Continua la fuga di professionisti verso il Ticino a causa della scarsa attrattività delle professioni sanitarie
Non solo medici e infermieri in fuga verso il Canton Ticino, ma anche il personale delle residenze per anziani e disabili sempre più svuotate, per via della scarsa attrattività delle professioni sanitarie, come infermieri e operatori sociosanitari, e “a causa di salari troppo bassi, turni massacranti per sopperire alla carenza di personale, perdita di riconoscimento del ruolo sociale di queste figure e mancanza di prospettive”. È quanto affermato dal segretario generale della Funzione pubblica Cgil di Como Giuseppe Callisto nel corso dell’Attivo provinciale dei delegati del terzo settore e della sanità privata che si è recentemente tenuto nell’auditorium comunale di Tavernerio.

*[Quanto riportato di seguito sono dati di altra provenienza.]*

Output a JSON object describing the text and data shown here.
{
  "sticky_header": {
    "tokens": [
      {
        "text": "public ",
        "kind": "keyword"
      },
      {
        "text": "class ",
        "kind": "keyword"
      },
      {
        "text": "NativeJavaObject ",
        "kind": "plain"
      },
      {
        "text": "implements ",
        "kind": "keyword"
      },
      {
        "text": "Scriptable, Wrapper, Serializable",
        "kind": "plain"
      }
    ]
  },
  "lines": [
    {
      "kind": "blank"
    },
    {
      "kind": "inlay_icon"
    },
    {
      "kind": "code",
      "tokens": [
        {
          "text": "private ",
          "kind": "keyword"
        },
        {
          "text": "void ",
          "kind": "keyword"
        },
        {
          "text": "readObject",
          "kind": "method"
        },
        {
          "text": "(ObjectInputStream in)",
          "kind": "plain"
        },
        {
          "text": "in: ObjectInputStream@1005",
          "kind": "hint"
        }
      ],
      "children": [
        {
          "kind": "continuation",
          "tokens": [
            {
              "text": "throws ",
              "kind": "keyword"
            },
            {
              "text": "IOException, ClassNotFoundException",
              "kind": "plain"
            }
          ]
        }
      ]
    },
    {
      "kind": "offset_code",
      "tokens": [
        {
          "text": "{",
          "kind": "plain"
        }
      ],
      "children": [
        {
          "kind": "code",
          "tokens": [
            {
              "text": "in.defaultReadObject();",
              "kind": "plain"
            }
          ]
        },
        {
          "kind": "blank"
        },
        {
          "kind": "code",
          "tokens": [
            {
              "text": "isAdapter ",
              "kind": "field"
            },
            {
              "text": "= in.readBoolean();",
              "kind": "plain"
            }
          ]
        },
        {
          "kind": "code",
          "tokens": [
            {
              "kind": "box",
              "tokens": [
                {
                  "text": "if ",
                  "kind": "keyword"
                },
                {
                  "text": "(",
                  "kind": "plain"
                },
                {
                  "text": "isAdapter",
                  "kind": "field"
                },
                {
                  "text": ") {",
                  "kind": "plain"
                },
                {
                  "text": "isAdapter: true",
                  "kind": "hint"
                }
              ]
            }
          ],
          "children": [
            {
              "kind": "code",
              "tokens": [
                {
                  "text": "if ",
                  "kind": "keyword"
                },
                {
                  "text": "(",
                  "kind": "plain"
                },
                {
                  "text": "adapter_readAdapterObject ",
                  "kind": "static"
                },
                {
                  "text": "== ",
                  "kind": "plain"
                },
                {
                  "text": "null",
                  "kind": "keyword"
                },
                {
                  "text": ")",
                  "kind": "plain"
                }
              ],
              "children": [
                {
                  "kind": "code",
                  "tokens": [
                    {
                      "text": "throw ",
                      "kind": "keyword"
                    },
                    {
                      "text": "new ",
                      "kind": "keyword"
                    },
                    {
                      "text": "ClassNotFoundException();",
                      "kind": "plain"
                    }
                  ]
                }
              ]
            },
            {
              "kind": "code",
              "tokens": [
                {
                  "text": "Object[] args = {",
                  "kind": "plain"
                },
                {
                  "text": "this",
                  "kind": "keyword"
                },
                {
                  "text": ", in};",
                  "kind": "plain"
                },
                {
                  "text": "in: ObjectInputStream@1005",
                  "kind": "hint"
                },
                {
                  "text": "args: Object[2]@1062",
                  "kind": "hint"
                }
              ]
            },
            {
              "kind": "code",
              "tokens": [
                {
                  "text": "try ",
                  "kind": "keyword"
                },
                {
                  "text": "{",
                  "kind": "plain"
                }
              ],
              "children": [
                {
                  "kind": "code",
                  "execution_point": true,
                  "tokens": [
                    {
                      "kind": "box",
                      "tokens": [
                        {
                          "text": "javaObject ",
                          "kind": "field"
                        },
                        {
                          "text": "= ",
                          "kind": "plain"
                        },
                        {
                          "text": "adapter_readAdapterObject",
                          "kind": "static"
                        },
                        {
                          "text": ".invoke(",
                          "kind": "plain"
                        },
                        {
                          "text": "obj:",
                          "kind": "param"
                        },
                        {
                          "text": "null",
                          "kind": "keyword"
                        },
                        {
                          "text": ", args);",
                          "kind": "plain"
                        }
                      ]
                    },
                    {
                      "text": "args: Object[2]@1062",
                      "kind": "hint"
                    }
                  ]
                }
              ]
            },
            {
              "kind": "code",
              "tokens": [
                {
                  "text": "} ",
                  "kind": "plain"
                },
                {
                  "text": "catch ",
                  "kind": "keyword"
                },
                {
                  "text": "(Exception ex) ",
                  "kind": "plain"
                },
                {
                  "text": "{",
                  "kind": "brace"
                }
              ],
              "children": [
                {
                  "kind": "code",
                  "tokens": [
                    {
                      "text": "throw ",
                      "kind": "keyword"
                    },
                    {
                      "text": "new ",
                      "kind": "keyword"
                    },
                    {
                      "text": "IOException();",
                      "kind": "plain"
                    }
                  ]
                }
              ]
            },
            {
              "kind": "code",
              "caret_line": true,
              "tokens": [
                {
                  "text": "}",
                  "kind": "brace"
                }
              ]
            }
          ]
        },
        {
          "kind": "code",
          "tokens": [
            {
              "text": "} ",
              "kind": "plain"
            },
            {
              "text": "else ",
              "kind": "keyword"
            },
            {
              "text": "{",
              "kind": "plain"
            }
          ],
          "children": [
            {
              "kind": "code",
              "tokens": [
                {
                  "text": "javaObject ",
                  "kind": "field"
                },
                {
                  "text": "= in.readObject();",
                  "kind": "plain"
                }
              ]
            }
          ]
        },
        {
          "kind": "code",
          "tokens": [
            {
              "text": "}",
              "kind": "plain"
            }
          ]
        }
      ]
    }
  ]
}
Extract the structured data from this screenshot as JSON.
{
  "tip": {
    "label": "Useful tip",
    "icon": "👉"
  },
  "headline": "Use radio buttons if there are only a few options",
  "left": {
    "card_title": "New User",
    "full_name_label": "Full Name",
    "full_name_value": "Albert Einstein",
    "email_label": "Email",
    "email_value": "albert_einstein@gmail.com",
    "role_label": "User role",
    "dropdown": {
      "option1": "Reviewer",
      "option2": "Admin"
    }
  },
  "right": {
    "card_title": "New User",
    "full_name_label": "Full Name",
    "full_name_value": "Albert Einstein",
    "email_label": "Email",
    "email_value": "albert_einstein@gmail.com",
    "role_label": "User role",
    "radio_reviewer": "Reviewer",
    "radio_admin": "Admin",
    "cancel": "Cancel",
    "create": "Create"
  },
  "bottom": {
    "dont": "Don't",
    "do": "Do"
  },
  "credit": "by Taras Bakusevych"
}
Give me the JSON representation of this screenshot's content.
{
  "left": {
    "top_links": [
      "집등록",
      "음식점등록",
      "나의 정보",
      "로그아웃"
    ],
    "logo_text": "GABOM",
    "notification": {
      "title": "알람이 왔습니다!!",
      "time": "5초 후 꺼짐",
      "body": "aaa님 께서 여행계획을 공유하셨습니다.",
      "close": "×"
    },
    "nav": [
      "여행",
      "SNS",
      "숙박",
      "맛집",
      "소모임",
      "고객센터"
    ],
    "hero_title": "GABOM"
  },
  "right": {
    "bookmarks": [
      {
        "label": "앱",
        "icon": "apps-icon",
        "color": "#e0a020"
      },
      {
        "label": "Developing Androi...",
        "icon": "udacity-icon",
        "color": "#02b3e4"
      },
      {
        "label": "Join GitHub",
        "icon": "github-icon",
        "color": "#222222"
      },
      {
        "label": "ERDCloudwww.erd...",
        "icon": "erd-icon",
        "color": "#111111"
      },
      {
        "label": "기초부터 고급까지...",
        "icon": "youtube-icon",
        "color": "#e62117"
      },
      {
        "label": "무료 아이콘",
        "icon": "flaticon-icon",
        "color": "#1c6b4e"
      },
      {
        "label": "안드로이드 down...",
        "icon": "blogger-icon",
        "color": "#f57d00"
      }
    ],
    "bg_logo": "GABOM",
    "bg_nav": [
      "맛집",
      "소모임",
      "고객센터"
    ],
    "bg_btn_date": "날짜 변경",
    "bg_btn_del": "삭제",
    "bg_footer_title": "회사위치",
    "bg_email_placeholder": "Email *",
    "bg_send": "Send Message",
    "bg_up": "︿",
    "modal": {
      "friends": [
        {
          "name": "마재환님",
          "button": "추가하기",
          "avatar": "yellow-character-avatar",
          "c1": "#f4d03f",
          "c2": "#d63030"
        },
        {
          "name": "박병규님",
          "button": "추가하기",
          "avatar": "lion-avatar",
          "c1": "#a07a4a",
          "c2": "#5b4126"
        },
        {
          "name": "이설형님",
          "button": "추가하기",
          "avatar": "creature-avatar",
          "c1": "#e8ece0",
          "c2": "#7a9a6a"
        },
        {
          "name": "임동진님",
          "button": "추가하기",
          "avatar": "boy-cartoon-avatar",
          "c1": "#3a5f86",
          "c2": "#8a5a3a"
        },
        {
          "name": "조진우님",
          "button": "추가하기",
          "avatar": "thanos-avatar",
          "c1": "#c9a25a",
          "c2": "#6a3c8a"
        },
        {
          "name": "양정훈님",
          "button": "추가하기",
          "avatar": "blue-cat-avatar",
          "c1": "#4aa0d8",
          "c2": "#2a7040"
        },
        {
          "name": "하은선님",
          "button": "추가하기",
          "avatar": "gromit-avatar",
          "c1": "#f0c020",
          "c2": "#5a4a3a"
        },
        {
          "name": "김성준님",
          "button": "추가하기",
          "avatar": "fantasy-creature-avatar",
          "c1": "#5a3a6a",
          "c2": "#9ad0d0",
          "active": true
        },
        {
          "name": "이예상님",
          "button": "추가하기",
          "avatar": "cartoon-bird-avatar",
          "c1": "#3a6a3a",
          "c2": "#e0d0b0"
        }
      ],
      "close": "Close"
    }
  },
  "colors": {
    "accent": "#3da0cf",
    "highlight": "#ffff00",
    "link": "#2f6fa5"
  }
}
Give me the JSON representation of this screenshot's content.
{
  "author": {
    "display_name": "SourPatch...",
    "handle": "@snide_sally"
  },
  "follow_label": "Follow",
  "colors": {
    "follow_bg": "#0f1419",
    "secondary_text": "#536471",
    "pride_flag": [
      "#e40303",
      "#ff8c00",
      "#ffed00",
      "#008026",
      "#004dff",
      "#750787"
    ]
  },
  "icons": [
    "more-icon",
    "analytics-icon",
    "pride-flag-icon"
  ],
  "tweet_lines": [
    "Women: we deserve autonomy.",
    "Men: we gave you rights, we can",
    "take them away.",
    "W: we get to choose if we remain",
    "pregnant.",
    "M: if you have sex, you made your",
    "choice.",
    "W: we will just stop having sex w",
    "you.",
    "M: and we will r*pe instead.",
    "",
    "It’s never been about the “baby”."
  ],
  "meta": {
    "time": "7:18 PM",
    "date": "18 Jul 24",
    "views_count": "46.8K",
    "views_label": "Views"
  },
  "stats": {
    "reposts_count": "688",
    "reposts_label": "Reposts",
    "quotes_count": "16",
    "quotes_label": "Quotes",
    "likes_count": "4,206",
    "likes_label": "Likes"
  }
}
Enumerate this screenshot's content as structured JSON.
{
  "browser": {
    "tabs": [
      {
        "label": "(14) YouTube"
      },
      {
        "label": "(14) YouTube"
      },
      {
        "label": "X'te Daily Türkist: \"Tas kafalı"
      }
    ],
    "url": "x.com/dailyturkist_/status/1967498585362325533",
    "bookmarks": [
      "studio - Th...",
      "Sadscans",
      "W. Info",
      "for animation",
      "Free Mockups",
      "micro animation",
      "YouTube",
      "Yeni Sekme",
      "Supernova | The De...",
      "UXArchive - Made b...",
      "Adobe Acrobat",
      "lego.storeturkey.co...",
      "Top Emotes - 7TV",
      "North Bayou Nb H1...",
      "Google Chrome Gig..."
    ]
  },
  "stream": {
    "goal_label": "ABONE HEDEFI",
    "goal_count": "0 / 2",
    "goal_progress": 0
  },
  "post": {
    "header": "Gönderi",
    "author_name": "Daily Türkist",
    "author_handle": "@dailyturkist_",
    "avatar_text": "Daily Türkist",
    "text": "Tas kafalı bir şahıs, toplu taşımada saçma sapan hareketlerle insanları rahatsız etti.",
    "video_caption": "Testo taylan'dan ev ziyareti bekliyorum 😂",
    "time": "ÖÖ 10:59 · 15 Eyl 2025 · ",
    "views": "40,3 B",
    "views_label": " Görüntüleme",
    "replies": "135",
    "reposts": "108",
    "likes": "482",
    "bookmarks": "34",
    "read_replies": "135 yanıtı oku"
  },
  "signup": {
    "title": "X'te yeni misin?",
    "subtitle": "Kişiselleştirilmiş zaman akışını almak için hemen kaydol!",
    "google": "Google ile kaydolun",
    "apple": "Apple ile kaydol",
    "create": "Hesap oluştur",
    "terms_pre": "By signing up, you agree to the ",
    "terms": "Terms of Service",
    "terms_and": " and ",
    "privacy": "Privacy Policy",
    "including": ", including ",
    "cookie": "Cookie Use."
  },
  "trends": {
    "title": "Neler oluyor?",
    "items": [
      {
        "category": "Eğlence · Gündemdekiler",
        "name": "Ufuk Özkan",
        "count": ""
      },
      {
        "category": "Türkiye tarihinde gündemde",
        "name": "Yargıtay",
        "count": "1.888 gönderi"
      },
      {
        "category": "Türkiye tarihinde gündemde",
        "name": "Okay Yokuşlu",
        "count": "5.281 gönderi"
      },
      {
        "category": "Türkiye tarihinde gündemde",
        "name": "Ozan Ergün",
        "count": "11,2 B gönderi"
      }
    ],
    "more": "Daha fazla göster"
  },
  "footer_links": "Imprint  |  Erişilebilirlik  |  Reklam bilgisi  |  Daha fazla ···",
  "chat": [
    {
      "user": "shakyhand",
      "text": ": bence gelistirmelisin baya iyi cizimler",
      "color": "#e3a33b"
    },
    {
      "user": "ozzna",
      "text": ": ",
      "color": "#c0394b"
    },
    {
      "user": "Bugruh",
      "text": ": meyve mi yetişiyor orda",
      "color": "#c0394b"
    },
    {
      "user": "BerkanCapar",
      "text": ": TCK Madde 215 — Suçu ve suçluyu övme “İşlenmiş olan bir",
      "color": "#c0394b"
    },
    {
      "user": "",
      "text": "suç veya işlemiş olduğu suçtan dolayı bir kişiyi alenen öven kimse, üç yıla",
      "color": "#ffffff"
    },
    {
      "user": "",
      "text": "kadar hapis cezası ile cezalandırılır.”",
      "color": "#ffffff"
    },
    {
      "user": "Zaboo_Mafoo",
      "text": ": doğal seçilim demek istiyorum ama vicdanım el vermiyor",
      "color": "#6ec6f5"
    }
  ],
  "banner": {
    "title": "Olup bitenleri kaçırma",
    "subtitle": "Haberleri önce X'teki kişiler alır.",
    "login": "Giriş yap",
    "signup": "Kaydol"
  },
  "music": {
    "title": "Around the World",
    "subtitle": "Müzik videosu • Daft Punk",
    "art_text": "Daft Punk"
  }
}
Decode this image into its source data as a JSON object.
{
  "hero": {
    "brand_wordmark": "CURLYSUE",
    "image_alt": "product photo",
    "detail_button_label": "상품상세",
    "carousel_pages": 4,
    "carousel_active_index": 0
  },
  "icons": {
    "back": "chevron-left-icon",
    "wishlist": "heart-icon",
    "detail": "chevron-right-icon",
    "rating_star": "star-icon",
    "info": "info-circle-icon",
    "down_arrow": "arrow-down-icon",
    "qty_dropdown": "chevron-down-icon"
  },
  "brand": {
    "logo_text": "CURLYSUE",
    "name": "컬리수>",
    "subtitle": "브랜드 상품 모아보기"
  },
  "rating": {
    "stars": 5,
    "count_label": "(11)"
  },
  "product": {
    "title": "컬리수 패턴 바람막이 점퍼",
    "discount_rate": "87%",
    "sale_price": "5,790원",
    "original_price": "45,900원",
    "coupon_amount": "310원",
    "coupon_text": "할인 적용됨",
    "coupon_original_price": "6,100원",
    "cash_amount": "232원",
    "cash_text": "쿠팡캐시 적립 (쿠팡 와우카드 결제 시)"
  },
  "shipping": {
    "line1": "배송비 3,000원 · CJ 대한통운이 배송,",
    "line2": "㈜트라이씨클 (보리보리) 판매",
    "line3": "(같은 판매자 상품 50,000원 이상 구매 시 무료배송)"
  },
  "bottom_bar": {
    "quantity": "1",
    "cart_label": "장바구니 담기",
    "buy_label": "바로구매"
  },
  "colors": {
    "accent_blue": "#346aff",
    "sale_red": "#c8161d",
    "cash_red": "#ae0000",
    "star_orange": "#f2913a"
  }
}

Per chiedere il rinnovo dei Contratti collettivi, alcuni dei quali fermi a dodici anni fa, i lavoratori del settore – dunque infermieri, fisioterapisti, educatori, animatori, operatori sociosanitari – stanno scendendo in piazza in questi giorni, con manifestazioni a Como. “Stiamo assistendo a una crisi del settore – continua il sindacalista –. C’è sempre più difficoltà a reperire queste figure e sempre meno persone scelgono di intraprendere questi percorsi formativi. La rinuncia al riposo per rientrare in servizio è diventata la nuova routine, così come la riduzione delle ferie. A questo si aggiunge un aumento del carico di responsabilità e assistenziale, con pazienti sempre più complessi dal punto di vista clinico. Inoltre, chi sceglie di andare a lavorare in Canton Ticino lo fa perché non regge più la frustrazione per il mancato riconoscimento del ruolo professionale e la mancanza di prospettive”.
È impietoso il raffronto con la vicina Svizzera, come per tutte le altre professioni legate al settore sanità, in primis dal punto di vista economico. “Se un infermiere che lavora nelle Rsa comasche guadagna 1’600 euro lordi per 38 ore settimanali – dice Callisto –, oltreconfine si arriva a 3’600 franchi lordi. Qui il salario non regge il caro vita”. Quanto basta per comprendere il motivo della fuga del personale delle Rsa comasche (non meno di quattrocento coloro che hanno varcato il confine) in Canton Ticino. Una carenza dietro la quale si coglie una tendenza sempre più allarmante, in quanto riduce i posti letto a fronte di una domanda in continua crescita. Basti dire che nel comasco sono oltre 5mila gli anziani in attesa. Un numero in continua crescita.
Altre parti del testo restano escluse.